I created the central figure to be cocooned in leaves (Nature), blue sky/water (Life/Air) encircle, but I also made her/him look fragile, disjointed, broken. A person, depending on their life circumstances and at what instance you encounter them, can be either strong and impenetrable or weak and full of holes. I chose the latter in this instance. The need for the Good Spirits would obviously be more necessary at this vulnerable moment. Being enveloped in Nature, Tradition, other strong symbols of my culture, was to counter that state of being in a positive way. Combining this with the concept of the Strawberry Festival made me think of ‘renewal’/’ripening’/’change’/’giving thanks’….a contrasting but inevitable idea that occurs every year. Mother Earth goes on with her seasons and circle of life, death, ripening and renewal, with or without us.

Broken Round Dance

Broken Rounddance

Broken Round Dance

A piece I did this week. In light of the hundreds of murdered and missing Aboriginal women in this country and recent news of a missing 58 year old woman from just down the road from here (sadly she was found dead two days later, no foul play suspected) I was thinking of “loss”. How it would feel to not know, to be continually searching and looking, for a loved one.

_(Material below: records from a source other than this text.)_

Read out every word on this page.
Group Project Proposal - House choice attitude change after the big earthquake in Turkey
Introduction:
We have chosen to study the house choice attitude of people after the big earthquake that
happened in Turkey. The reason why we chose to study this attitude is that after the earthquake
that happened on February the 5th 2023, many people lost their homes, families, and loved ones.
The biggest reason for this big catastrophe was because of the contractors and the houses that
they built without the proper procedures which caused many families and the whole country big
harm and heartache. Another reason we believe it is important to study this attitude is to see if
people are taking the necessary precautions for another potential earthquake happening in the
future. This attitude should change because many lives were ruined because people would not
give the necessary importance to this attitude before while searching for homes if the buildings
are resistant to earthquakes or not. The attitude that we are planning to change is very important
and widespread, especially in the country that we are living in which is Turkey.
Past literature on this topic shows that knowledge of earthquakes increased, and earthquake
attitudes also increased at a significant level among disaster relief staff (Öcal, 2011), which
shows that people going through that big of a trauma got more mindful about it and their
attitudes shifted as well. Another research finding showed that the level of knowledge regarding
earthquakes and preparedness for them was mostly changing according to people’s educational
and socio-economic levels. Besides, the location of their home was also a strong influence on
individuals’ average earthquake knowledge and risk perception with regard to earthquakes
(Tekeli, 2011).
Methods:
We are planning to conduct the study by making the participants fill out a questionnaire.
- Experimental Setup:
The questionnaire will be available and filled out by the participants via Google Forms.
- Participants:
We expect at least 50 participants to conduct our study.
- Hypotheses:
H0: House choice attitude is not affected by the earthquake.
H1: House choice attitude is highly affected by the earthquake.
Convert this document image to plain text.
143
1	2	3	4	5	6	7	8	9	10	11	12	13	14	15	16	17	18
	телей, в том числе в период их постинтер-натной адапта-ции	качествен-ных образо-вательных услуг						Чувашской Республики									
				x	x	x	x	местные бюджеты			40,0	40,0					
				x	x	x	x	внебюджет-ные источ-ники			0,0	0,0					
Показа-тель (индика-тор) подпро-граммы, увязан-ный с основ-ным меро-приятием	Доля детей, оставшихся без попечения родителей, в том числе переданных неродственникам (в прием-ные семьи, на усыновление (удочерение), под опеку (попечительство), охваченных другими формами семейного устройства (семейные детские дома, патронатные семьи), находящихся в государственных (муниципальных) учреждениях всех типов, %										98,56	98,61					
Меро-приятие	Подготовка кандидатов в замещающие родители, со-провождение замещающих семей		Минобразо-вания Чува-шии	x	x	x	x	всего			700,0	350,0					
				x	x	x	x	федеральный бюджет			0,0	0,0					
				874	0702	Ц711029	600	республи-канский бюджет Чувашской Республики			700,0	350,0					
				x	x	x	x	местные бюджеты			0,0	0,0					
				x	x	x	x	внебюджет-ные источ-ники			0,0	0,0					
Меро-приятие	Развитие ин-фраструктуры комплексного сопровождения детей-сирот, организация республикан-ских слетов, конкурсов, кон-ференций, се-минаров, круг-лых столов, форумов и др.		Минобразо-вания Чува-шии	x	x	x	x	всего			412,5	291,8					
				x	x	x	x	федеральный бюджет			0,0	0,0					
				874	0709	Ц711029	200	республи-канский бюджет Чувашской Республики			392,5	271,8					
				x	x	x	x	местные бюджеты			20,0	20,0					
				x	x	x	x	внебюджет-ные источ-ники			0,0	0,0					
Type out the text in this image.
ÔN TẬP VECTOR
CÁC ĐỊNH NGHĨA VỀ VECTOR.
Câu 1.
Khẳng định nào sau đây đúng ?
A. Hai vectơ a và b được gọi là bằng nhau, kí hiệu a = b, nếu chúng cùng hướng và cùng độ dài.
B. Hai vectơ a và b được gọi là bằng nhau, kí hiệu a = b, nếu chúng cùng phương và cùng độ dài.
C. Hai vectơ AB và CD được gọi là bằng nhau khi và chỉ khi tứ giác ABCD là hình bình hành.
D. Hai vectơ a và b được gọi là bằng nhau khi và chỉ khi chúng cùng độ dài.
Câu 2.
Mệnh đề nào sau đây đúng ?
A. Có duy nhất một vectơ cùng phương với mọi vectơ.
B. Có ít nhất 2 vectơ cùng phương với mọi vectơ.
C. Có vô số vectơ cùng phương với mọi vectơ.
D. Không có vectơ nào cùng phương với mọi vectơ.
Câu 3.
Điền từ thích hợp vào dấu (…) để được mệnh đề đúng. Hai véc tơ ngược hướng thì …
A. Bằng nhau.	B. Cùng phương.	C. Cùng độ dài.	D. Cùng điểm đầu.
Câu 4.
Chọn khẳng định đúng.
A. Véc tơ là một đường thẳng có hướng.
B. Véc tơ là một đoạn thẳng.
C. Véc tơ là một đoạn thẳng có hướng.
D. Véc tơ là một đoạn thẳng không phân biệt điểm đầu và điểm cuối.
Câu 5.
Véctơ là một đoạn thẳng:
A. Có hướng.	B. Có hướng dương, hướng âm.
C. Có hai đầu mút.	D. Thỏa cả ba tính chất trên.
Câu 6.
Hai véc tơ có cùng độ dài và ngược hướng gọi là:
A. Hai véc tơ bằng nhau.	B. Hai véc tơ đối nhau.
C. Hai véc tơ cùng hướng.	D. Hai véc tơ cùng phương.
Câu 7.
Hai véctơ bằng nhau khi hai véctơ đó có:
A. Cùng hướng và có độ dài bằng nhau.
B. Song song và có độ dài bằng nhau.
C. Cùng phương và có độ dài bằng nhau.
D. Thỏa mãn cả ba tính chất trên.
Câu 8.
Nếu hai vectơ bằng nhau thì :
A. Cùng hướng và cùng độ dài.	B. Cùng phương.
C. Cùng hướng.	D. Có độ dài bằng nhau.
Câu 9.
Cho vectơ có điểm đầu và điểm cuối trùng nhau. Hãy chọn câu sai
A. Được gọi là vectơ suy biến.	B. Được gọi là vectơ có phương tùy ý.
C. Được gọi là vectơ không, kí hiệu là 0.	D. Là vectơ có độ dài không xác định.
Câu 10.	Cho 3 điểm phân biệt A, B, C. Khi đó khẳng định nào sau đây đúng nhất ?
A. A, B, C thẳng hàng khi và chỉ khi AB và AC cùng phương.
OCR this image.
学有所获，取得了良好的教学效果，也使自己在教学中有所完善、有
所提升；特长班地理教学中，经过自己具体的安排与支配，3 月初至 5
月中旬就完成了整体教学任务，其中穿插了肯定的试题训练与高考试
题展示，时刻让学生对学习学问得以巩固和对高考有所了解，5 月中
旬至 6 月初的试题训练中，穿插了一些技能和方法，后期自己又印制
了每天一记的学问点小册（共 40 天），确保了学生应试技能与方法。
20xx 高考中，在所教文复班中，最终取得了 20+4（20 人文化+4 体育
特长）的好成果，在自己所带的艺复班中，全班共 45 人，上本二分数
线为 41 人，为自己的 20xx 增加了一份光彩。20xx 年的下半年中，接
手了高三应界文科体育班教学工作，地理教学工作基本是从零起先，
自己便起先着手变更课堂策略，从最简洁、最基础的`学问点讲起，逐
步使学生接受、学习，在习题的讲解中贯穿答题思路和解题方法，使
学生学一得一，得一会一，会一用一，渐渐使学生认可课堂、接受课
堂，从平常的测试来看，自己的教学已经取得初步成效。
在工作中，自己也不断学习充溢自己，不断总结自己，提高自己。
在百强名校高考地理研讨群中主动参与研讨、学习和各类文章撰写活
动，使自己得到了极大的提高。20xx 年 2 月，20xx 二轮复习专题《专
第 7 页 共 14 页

My son and I left Walmart the other day and paused in front of the posters of missing persons they hang in the entrance. Some were recent, some from as far back as the 1970’s. Faces of children, young women, a few men, all being missed by families and friends, that had vanished never to be seen again were staring at us.

Emma Fillipoff has been missing since Nov 28, 2012, vanishing from in front of the Empress Hotel in Victoria, British Columbia, at the age of 26. Her mother resides nearby where I live. She is not someone I know personally, but I reflect often on what she is going through, even after all this time. Thankfully, I have no close relatives or friends who have vanished. Yet.

It sounds awful to say that but the odds are high that sooner or later it will hit closer to home. For a moment I tried to put myself in that position. What would it feel like to be missing someone?  I could not stay in that feeling too long because I look down to my chest and feel the empty hole. I feel it with my senses even before I touch my chest or look with my eyes. It’s hollow and cavernous. It feels like a huge chunk of my chest has been removed and it’s difficult to breathe.

I’m sure for those who are constantly ‘looking’ or ‘waiting’ for news it’s actually a lot worse. But that is as much as I can imagine. From this feeling came the artwork I posted above.

The ‘Round Dance’ has many meanings and several styles, depending on what Nation you come from. A few are mentioned here: http://www.cbc.ca/manitoba/scene/homepage-promo/2013/01/28/round-dance-revolution-drums-up-support-for-idle-no-more/

Or an alternative explanation:

http://www.native-drums.ca/index.php/Music/Social_Dance?tp=a&bg=1&ln=e

The Round Dance signifies a lot of things; the healing circle, the social gathering of community,  a ceremony or festival, and even a form of grieving or celebrating through dance. The spaces in between the dancers represent missing members of the community. The friends and family left ‘searching’ look whole, but if you look closely (their shadows) they have holes in their chests. The darker dancers, drawn differently than those in the foreground, are my interpretation of the physical hardship that families go through. The dwindling of spirit directly affecting ones body. The faint outline of a drum, the ‘heartbeat’ of many traditional dances is under their feet. Without those missing friends, family and loved ones, the dance is broken and like a ‘community’ being broken, will not function properly. Dancers will be out of step, the enclosure is vulnerable without everyone clasping hands (a sign of support/strength/love/kinship), and those that are there will be ‘un-whole’.